Now all I wonder is if there is what program is the best to do the downsampling? Do I really have to try a couple of methods and listen? Or is e.g. Audacity or Shibatch definately better then letting Nero do the downsampling when burning?

Five
2004-12-29, 05:32 PM
I was trying out changing the sample rate using audacity but it was also changing the pitch... I'm still looking a way to do it without altering the pitch with Audacity. I would expect that CEP/Audition would be the best or equal to the best progs for the job. I'm sure Soundforge, Goldwave, Wavelab, etc. are all excellent for this purpose as well. Get access to as many different methods as you can, try it with each and carefully compare the results (including letting Nero do it) to draw a conclusion. When I get home tomorrow I'll play around with Audacity some more and see if I can find the right way to change the sample rate while maintaining pitch.

Discoking
2004-12-29, 06:09 PM
I've seen several lineages that had Sound Forge in it for downsampling, so I guess that's not a bad way.

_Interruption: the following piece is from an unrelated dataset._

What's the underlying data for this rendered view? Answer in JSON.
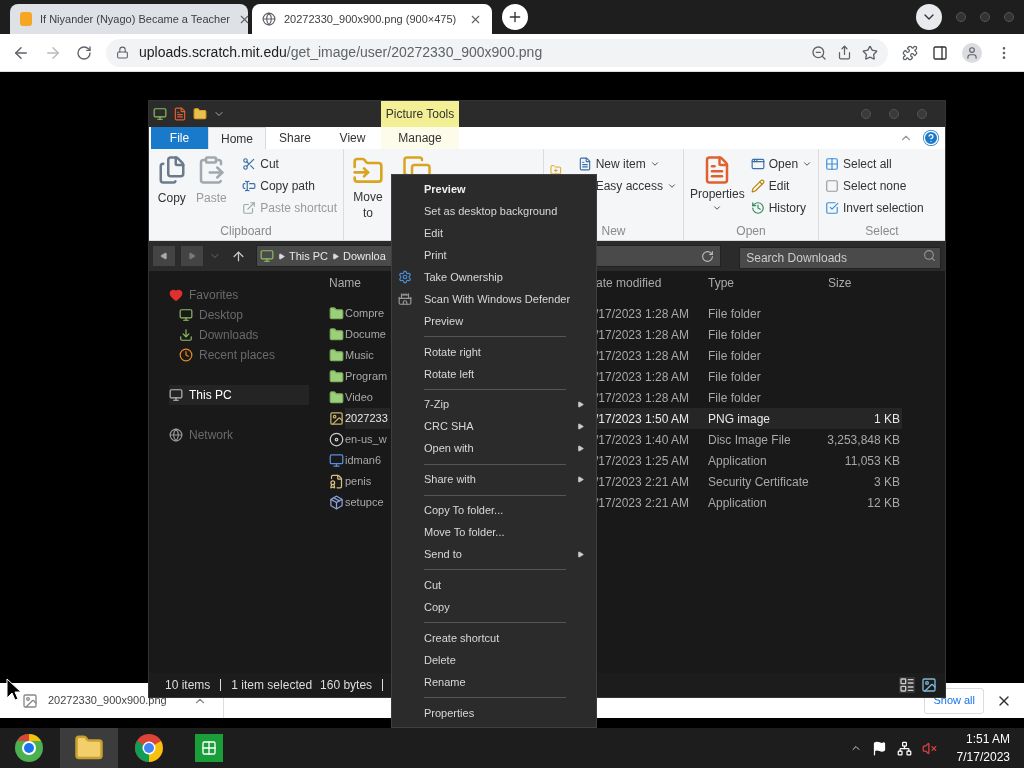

They all used level 4/4 and an anti-alias filter.

ssamadhi97
2004-12-30, 12:06 PM
When I get home tomorrow I'll play around with Audacity some more and see if I can find the right way to change the sample rate while maintaining pitch.
Here's one way to do it:

* open file(s) with sample rate A
* set project sample rate to desired sample rate B (button in the lower left corner of the window)
* export as wav (file menu)

By the way, resample the entire show (or whatever) first when it's still one file, and then split it to tracks (using CDwave for example). If you track before resampling, prepare to end up with a metric shitload of sector boundary errors.

ssamadhi97
2004-12-30, 12:41 PM
I just looked right now, seems dithering is only useful for lowering bitdepth. What happened is they got digital audio so noise-free that they actually had to invent something to put a little bit of noise in. Check here:
http://www.mtsu.edu/~dsmitche/rim420/reading/rim420_Dither.html
No! Dithering is useful to avoid quantization distortion after performing any kind of filtering that includes multiplication operations on sample values (and this includes things like volume changes and resampling!)

(And if you didn't understand what I just said, I'd suggest reading the article you linked to ;))

Five
2004-12-30, 05:57 PM
No! Dithering is useful to avoid quantization distortion after performing any kind of filtering that includes multiplication operations on sample values (and this includes things like volume changes and resampling!)

(And if you didn't understand what I just said, I'd suggest reading the article you linked to ;))
I haven't got any experience to speak of with resampling at a new frequency, thanks for setting me straight! I really don't know all the math and science behind "triangular" and "shaping" and all that, I just do a/b tests and listen for the best result.